ФЕНИКС
я
Я сидел на диване, моя сестра спала рядом со мной, а мои подруги валялись на полу в гостиной нашей маленькой парижской квартирки. Я был… встревожен. Моя кожа гудела от электричества, которого я не чувствовал уже два года.
С тех пор, как я в последний раз чувствовала его прикосновение.
Я не мог стереть из памяти взгляд, которым Данте наградил меня в клубе. Неистовый и похотливый, но там было и что-то еще.
Он вел себя так, будто даже не знал меня. Как будто он был встревожен, увидев меня.
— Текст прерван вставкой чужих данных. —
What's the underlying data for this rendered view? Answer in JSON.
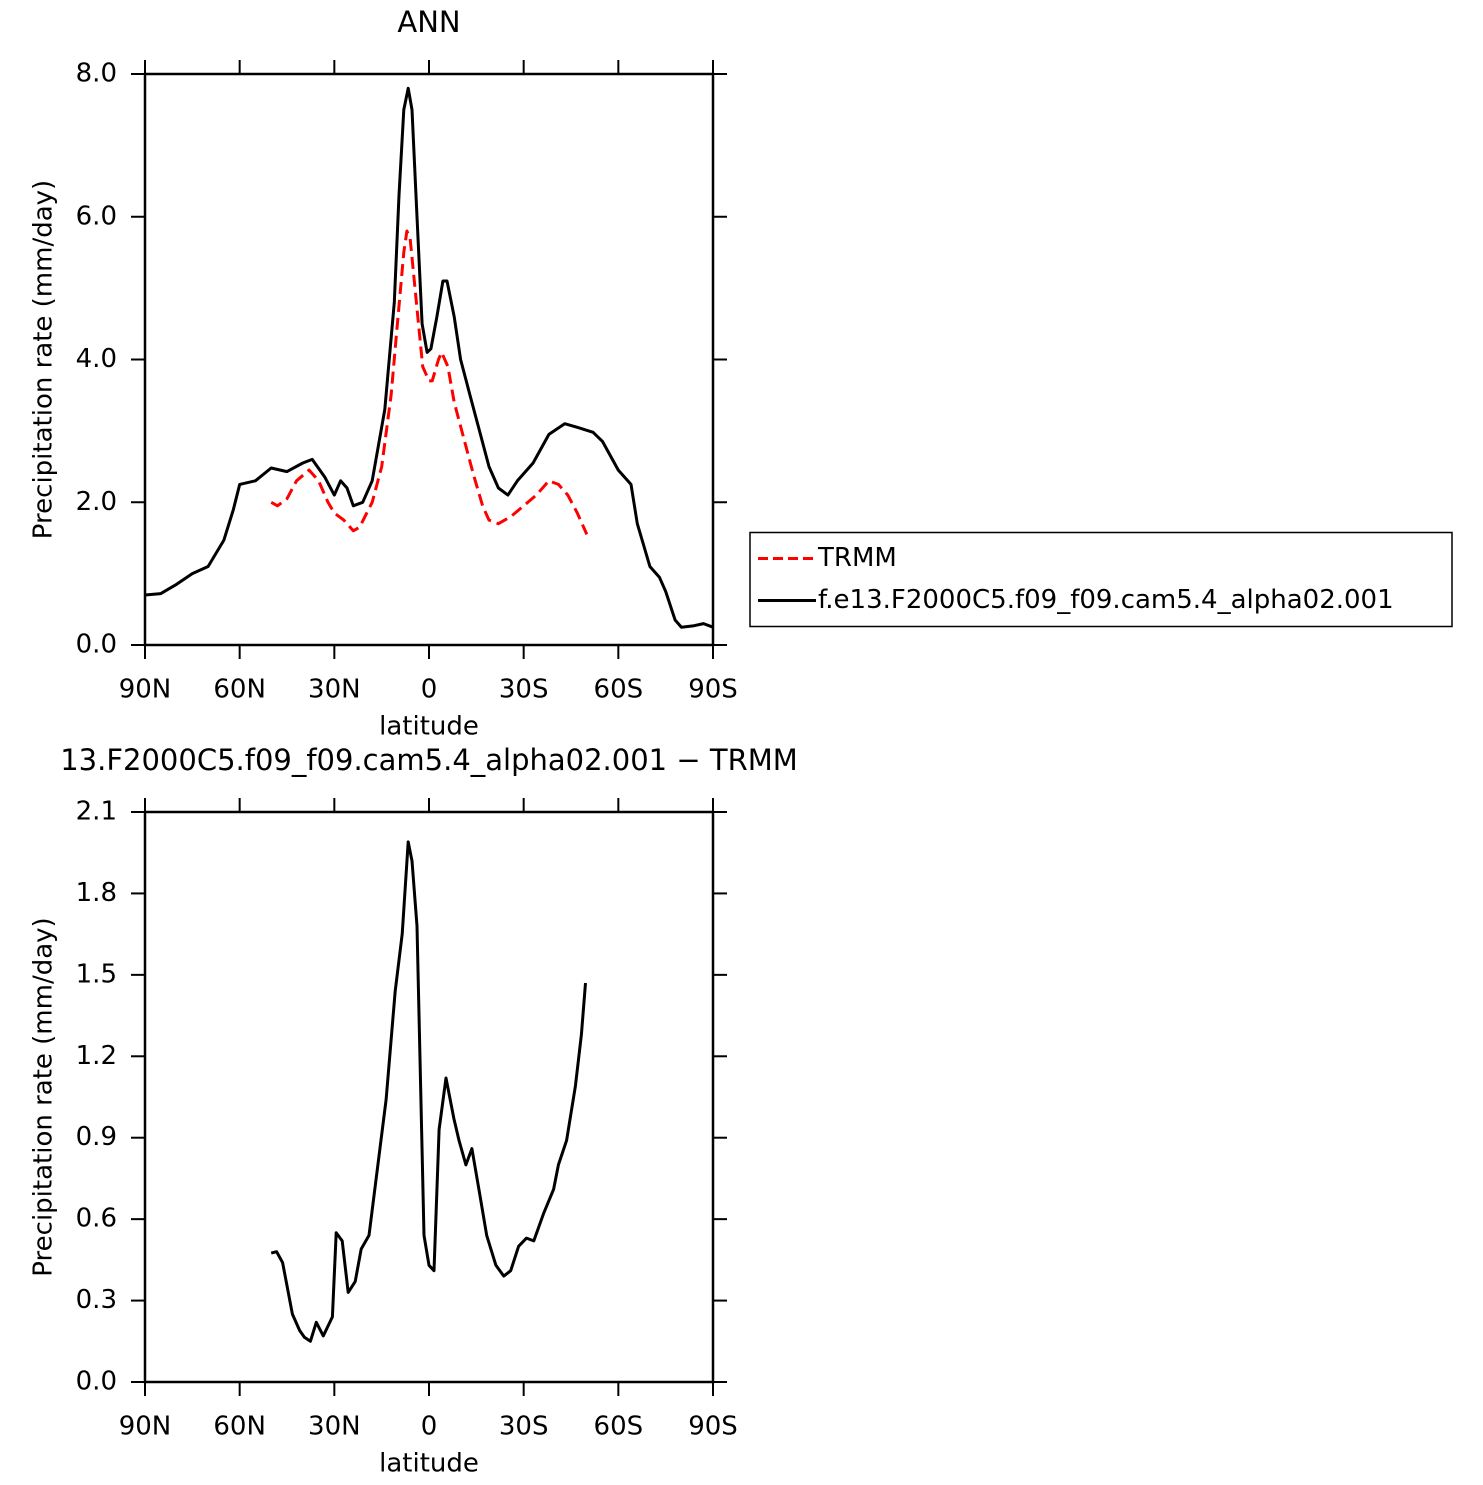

Как он смеет выбирать трусливый выход и притворяться, что от того, что у нас было, можно легко отказаться! Я задохнулась от ярости, борясь с желанием протянуть руку и ударить его. Ударь его. Поцарапай его. Я хотел сделать ему больно. Я хотел заставить его почувствовать то же, что и я два года назад.
Луч света уличного фонаря проник в окно, и я позволил своим мыслям вернуться в прошлое, к той наивной девушке, которая слепо влюбилась в Данте Леоне.
Я был не один.
Каким-то образом мое сердце настаивало, что он справился. Он сказал, что мы будем втроем и будем танцевать всю жизнь вместе. Верно?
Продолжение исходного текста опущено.